Lors de la campagne présidentielle de 2008, Barack Obama a milité pour un programme progressiste très marqué qui comprenait la promesse d’une assurance maladie universelle, une évolution spectaculaire vers une économie faible en émission carbone et un investissement historique dans le domaine de l’éducation - ce, en plus d’indices évidents suggérant que des dépenses fédérales substantielles et de la régulation seraient requises pour traiter les crises économique et financière. Il a également promis une approche nouvelle et plus coopérative en matière de relations internationales. Obama a reçu 53% du vote populaire contre 46% pour son adversaire John McCain et a emporté le collège électoral par une marge de 365 à 173 votes encore plus significative.
Les 53% d’Obama représentent la plus large part du vote populaire remportée par un président en vingt ans. Le dernier candidat à avoir reçu un tel niveau de soutien fut le conservateur George H.W. Bush, qui a gagné par une marge identique de 53 à 46%. De fait, séparées par deux décennies, on a là deux élections qui sont pratiquement le miroir l’une de l’autre, mais avec des conservateurs pour vainqueurs de la première, et des progressistes pour la seconde.
Que s’est-il passé ? Comment les conservateurs ont-ils pu faire si bien dans une élection et les progressistes autant lors d’une autre ? La réponse : dans l’intervalle de ces vingt années, une nouvelle Amérique progressiste a émergé, emportée par une nouvelle démographie et une nouvelle géographie.

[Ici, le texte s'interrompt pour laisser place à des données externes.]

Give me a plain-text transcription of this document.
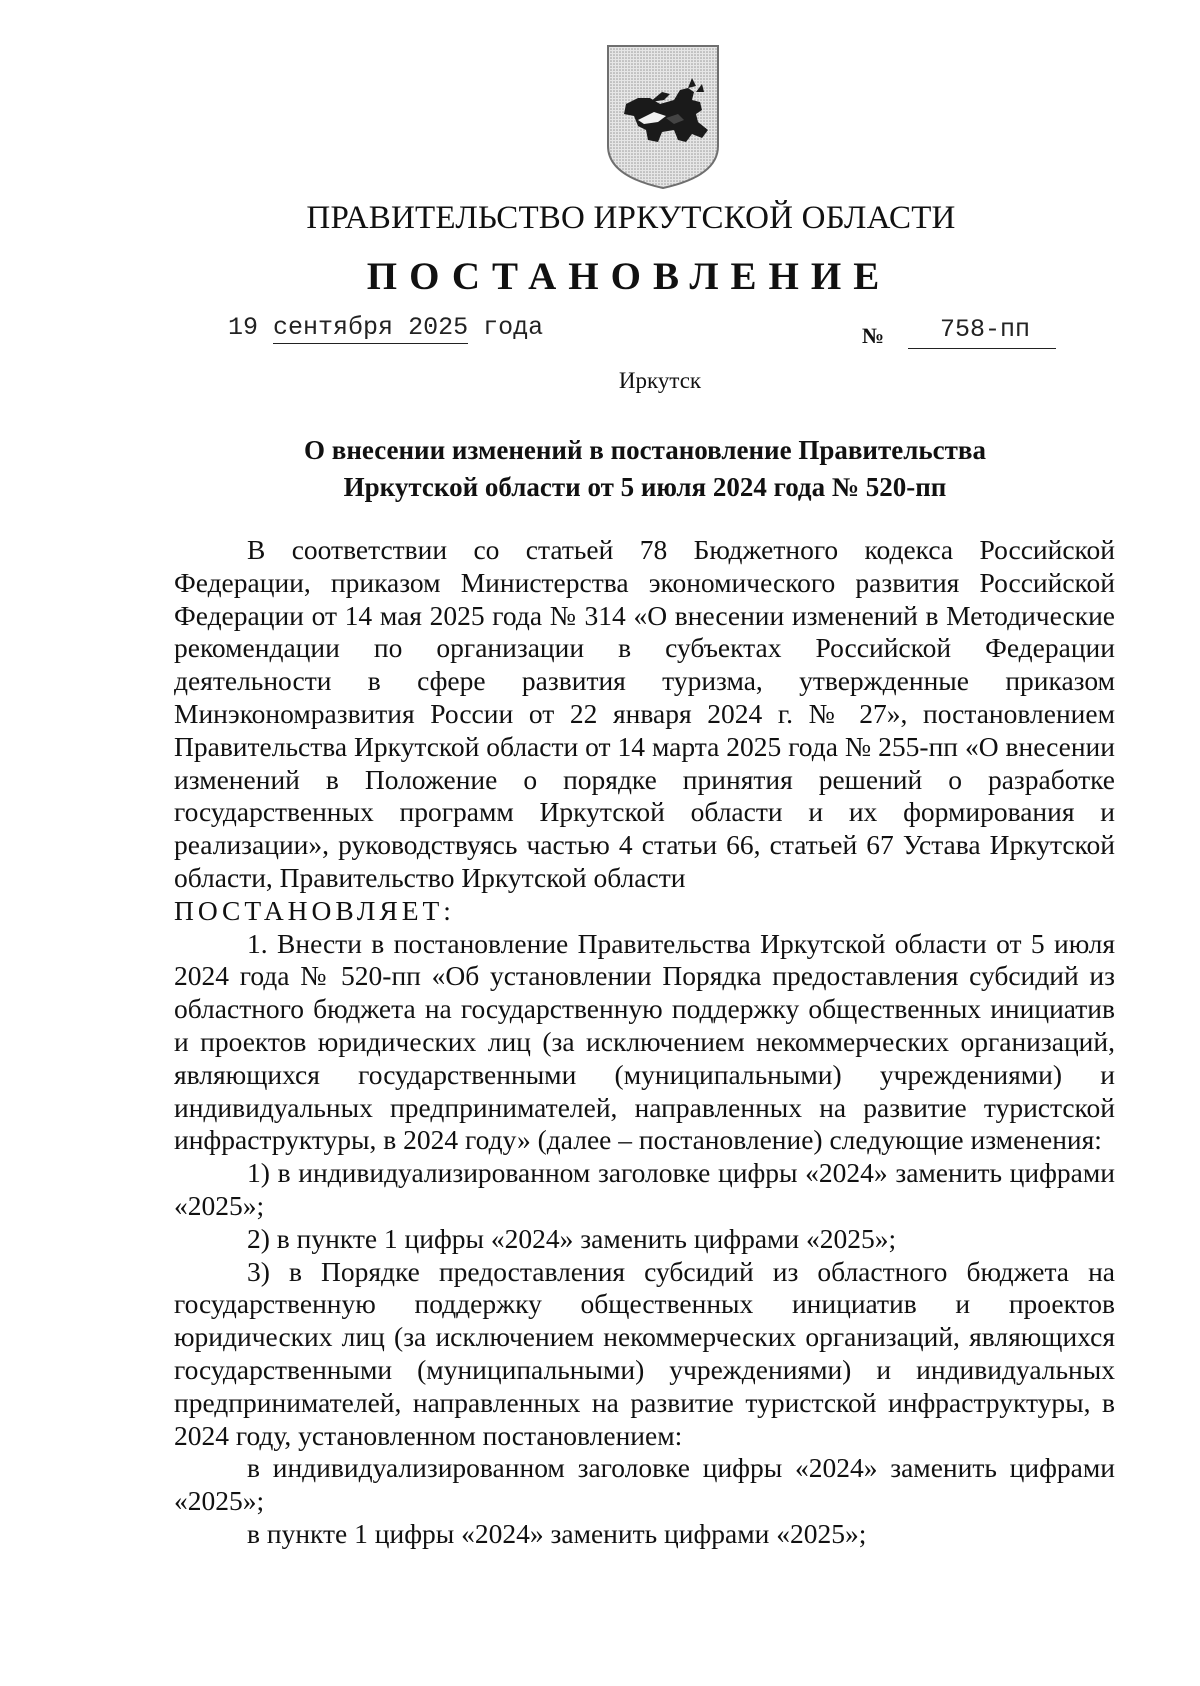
ПРАВИТЕЛЬСТВО ИРКУТСКОЙ ОБЛАСТИ
ПОСТАНОВЛЕНИЕ
19 сентября 2025 года	№	758-пп
Иркутск
О внесении изменений в постановление Правительства
Иркутской области от 5 июля 2024 года № 520-пп

В соответствии со статьей 78 Бюджетного кодекса Российской Федерации, приказом Министерства экономического развития Российской Федерации от 14 мая 2025 года № 314 «О внесении изменений в Методические рекомендации по организации в субъектах Российской Федерации деятельности в сфере развития туризма, утвержденные приказом Минэкономразвития России от 22 января 2024 г. № 27», постановлением Правительства Иркутской области от 14 марта 2025 года № 255-пп «О внесении изменений в Положение о порядке принятия решений о разработке государственных программ Иркутской области и их формирования и реализации», руководствуясь частью 4 статьи 66, статьей 67 Устава Иркутской области, Правительство Иркутской области

ПОСТАНОВЛЯЕТ:

1. Внести в постановление Правительства Иркутской области от 5 июля 2024 года № 520-пп «Об установлении Порядка предоставления субсидий из областного бюджета на государственную поддержку общественных инициатив и проектов юридических лиц (за исключением некоммерческих организаций, являющихся государственными (муниципальными) учреждениями) и индивидуальных предпринимателей, направленных на развитие туристской инфраструктуры, в 2024 году» (далее – постановление) следующие изменения:

1) в индивидуализированном заголовке цифры «2024» заменить цифрами «2025»;

2) в пункте 1 цифры «2024» заменить цифрами «2025»;

3) в Порядке предоставления субсидий из областного бюджета на государственную поддержку общественных инициатив и проектов юридических лиц (за исключением некоммерческих организаций, являющихся государственными (муниципальными) учреждениями) и индивидуальных предпринимателей, направленных на развитие туристской инфраструктуры, в 2024 году, установленном постановлением:

в индивидуализированном заголовке цифры «2024» заменить цифрами «2025»;

в пункте 1 цифры «2024» заменить цифрами «2025»;
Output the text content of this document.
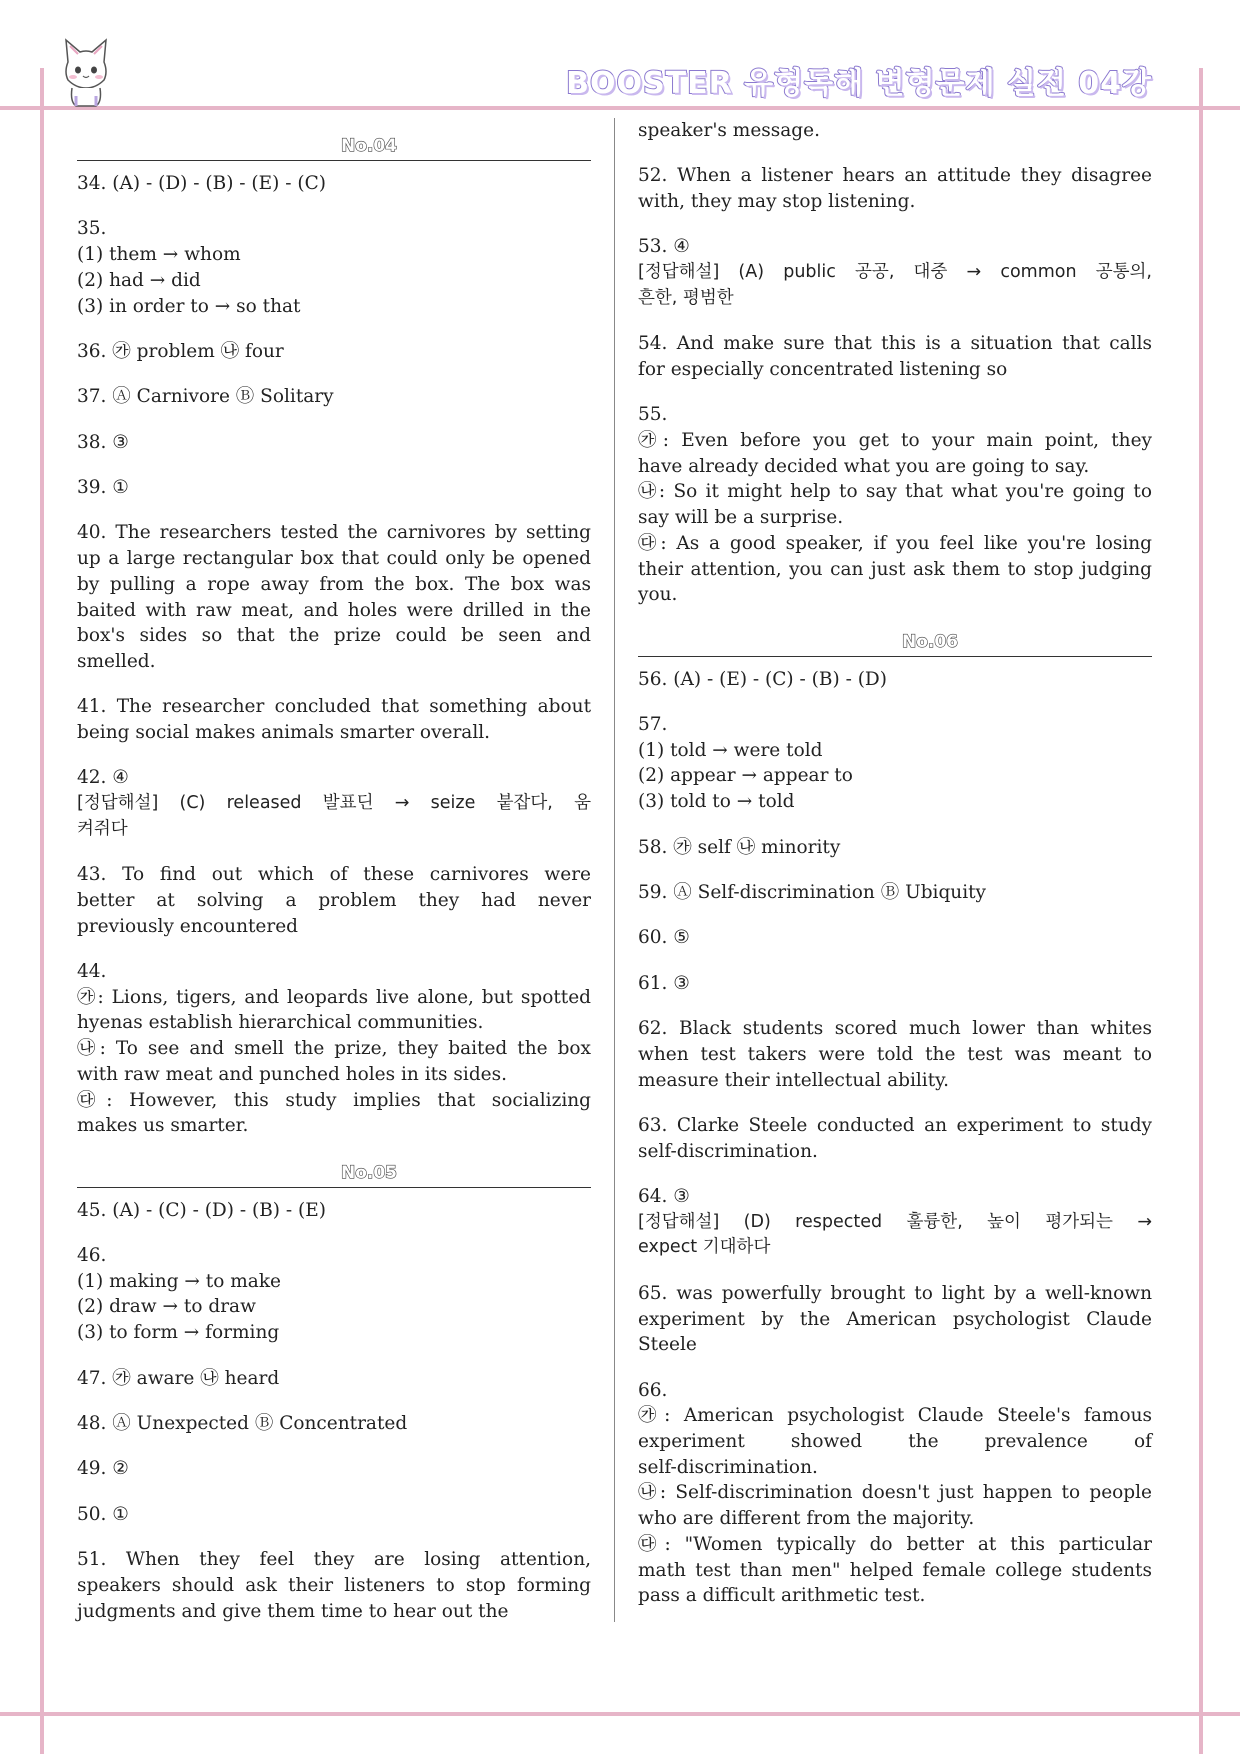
BOOSTER 유형독해 변형문제 실전 04강
No.04
34. (A) - (D) - (B) - (E) - (C)
35.
(1) them → whom
(2) had → did
(3) in order to → so that
36. ㉮ problem ㉯ four
37. Ⓐ Carnivore Ⓑ Solitary
38. ③
39. ①
40. The researchers tested the carnivores by setting
up a large rectangular box that could only be opened
by pulling a rope away from the box. The box was
baited with raw meat, and holes were drilled in the
box's sides so that the prize could be seen and
smelled.
41. The researcher concluded that something about
being social makes animals smarter overall.
42. ④
[정답해설] (C) released 발표딘 → seize 붙잡다, 움
켜쥐다
43. To find out which of these carnivores were
better at solving a problem they had never
previously encountered
44.
㉮: Lions, tigers, and leopards live alone, but spotted
hyenas establish hierarchical communities.
㉯: To see and smell the prize, they baited the box
with raw meat and punched holes in its sides.
㉰: However, this study implies that socializing
makes us smarter.
No.05
45. (A) - (C) - (D) - (B) - (E)
46.
(1) making → to make
(2) draw → to draw
(3) to form → forming
47. ㉮ aware ㉯ heard
48. Ⓐ Unexpected Ⓑ Concentrated
49. ②
50. ①
51. When they feel they are losing attention,
speakers should ask their listeners to stop forming
judgments and give them time to hear out the
speaker's message.
52. When a listener hears an attitude they disagree
with, they may stop listening.
53. ④
[정답해설] (A) public 공공, 대중 → common 공통의,
흔한, 평범한
54. And make sure that this is a situation that calls
for especially concentrated listening so
55.
㉮: Even before you get to your main point, they
have already decided what you are going to say.
㉯: So it might help to say that what you're going to
say will be a surprise.
㉰: As a good speaker, if you feel like you're losing
their attention, you can just ask them to stop judging
you.
No.06
56. (A) - (E) - (C) - (B) - (D)
57.
(1) told → were told
(2) appear → appear to
(3) told to → told
58. ㉮ self ㉯ minority
59. Ⓐ Self-discrimination Ⓑ Ubiquity
60. ⑤
61. ③
62. Black students scored much lower than whites
when test takers were told the test was meant to
measure their intellectual ability.
63. Clarke Steele conducted an experiment to study
self-discrimination.
64. ③
[정답해설] (D) respected 훌륭한, 높이 평가되는 →
expect 기대하다
65. was powerfully brought to light by a well-known
experiment by the American psychologist Claude
Steele
66.
㉮: American psychologist Claude Steele's famous
experiment showed the prevalence of
self-discrimination.
㉯: Self-discrimination doesn't just happen to people
who are different from the majority.
㉰: "Women typically do better at this particular
math test than men" helped female college students
pass a difficult arithmetic test.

La nouvelle démographie fait référence à cette collection de groupes démographique en croissance aux États-Unis qui se sont alignés sur les progressistes et ont renforcé leurs rangs. La nouvelle géographie est une référence à la relation étroite entre les changements politiques pro-progressistes et les régions à croissance dynamique, particulièrement dans les États contestés.
Tout cela s’ajoute au grand changement qui est en train de conduire les États-Unis dans une direction fondamentalement progressiste. Considérez quelques-unes des composantes de la nouvelle démographie. Entre 1988 et 2008, la part des minorités parmi les électeurs a augmenté de 11 points de pour-cent, quand la part des électeurs blancs diplômés de l’université de plus en plus progressistes a augmenté de 4 points. Mais la part de la classe ouvrière blanche, qui est restée conservatrice dans ses orientations politiques, a reculé de 15 points.

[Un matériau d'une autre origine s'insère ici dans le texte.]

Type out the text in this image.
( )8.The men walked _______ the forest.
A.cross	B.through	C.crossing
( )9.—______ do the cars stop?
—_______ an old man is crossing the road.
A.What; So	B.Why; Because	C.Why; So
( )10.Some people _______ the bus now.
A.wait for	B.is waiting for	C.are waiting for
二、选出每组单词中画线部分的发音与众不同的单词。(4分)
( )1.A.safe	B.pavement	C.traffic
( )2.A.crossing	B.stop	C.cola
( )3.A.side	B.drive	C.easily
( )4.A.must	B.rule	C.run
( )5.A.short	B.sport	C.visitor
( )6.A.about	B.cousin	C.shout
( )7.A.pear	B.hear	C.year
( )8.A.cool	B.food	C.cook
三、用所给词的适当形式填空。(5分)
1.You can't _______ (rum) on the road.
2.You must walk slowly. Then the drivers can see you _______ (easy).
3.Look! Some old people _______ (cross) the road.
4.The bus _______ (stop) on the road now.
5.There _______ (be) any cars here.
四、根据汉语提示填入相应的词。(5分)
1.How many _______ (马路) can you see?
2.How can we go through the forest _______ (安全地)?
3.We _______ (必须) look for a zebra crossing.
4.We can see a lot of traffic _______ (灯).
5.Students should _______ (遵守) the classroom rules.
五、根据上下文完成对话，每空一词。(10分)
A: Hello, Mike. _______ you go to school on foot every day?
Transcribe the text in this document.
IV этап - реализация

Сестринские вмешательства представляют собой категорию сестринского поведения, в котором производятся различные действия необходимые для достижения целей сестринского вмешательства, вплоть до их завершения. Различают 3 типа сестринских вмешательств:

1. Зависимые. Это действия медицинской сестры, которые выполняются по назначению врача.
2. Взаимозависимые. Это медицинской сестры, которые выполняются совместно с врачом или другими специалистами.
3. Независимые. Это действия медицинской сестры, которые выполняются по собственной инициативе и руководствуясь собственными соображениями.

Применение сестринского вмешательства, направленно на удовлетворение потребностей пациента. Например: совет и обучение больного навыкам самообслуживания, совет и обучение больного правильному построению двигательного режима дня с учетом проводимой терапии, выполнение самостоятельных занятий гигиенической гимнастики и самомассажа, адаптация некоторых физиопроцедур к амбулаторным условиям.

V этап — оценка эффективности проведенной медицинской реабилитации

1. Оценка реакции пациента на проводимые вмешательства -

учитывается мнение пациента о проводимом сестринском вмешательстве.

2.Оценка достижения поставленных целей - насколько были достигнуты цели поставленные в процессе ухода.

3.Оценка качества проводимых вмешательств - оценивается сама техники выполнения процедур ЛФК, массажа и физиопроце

C’est là une tendance qui s’est reproduite État après État, et qui a permis de les positionner à gauche. Ainsi, en Pennsylvanie, la classe ouvrière blanche a décliné de 25 points entre 1988 et 2008, quand les diplômés d’université blancs ont crû de 16 points et les minorités de 8 points. Et dans le Nevada, la classe ouvrière blanche a décru de 24 points au cours de cette même période, quand les électeurs issus des minorités ont augmenté d’un incroyable 19 points de pour-cent et les diplômés blancs de 4 points.
Ces tendances vont se poursuivre. Les États-Unis seront une population majoritairement constituée de minorités à partir de 2042. En 2050, le pays sera à 54% peuplé de minorités, quand les Hispaniques seront passés de 15 à 30% de la population, les Asiatiques de 5 à 9% et les Afro-américains de 14 à 15%.

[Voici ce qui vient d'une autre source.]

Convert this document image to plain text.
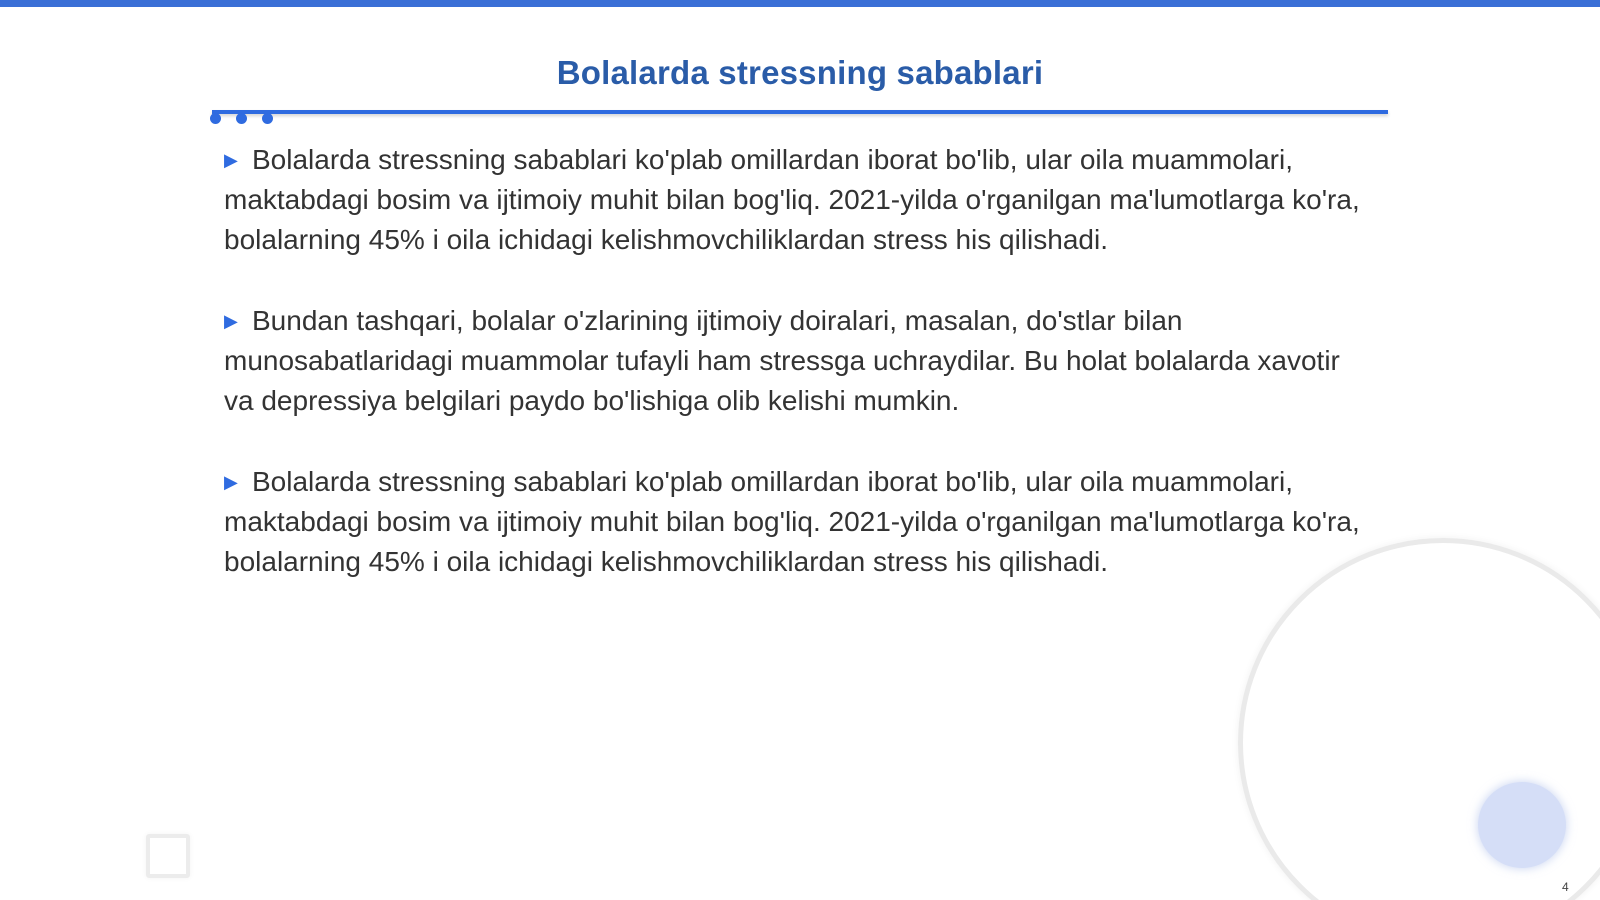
Bolalarda stressning sabablari

▶ Bolalarda stressning sabablari ko'plab omillardan iborat bo'lib, ular oila muammolari, maktabdagi bosim va ijtimoiy muhit bilan bog'liq. 2021-yilda o'rganilgan ma'lumotlarga ko'ra, bolalarning 45% i oila ichidagi kelishmovchiliklardan stress his qilishadi.

▶ Bundan tashqari, bolalar o'zlarining ijtimoiy doiralari, masalan, do'stlar bilan munosabatlaridagi muammolar tufayli ham stressga uchraydilar. Bu holat bolalarda xavotir va depressiya belgilari paydo bo'lishiga olib kelishi mumkin.

▶ Bolalarda stressning sabablari ko'plab omillardan iborat bo'lib, ular oila muammolari, maktabdagi bosim va ijtimoiy muhit bilan bog'liq. 2021-yilda o'rganilgan ma'lumotlarga ko'ra, bolalarning 45% i oila ichidagi kelishmovchiliklardan stress his qilishadi.

4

D’autres tendances démographiques vont accentuer l’avantage des progressistes. La génération du Millénaire 1 - ceux nés entre 1978 et 2000 -, qui a voté de manière frappante à 66% contre 32% en faveur d’Obama, ajoute 4,5 millions d’adultes à l’électorat chaque année. Les professionnels constituent désormais le groupe de métier le plus progressiste et renforcent leur soutien à chaque élection. Certains segments en forte croissance parmi les femmes, comme les célibataires ou les diplômées de l’université, préfèrent les progressistes aux conservateurs par d’importantes marges. Et l’accentuation de la diversité religieuse, particulièrement affirmée chez les non-affiliés, favorise également les progressistes. Lors de l’élection de 2016, il est vraisemblable que les États-Unis ne seront plus en majorité une nation blanche chrétienne. Davantage encore, en 2040, les chrétiens blancs ne seront plus que 35% de la population et les conservateurs chrétiens blancs plus qu’un tiers de ce pourcentage - une minorité au sein d’une minorité.
Les tendances géographiques sont également saisissantes. Les gains des progressistes depuis 1988 n’ont pas été largement concentrés seulement dans les cœurs urbains des grandes zones métropolitaines, mais également dans les banlieues en croissance autour d’elles. Même dans les « exurbia » (grandes couronnes), les progressistes ont bénéficié de gains importants. Ce n’est que dans les plus petites zones métropolitaines ou dans l’Amérique des petites villes rurales que leurs gains ont été minimes. Et ce n’est que dans les plus isolés, les moins peuplés des counties ruraux que les progressistes ont perdu du terrain.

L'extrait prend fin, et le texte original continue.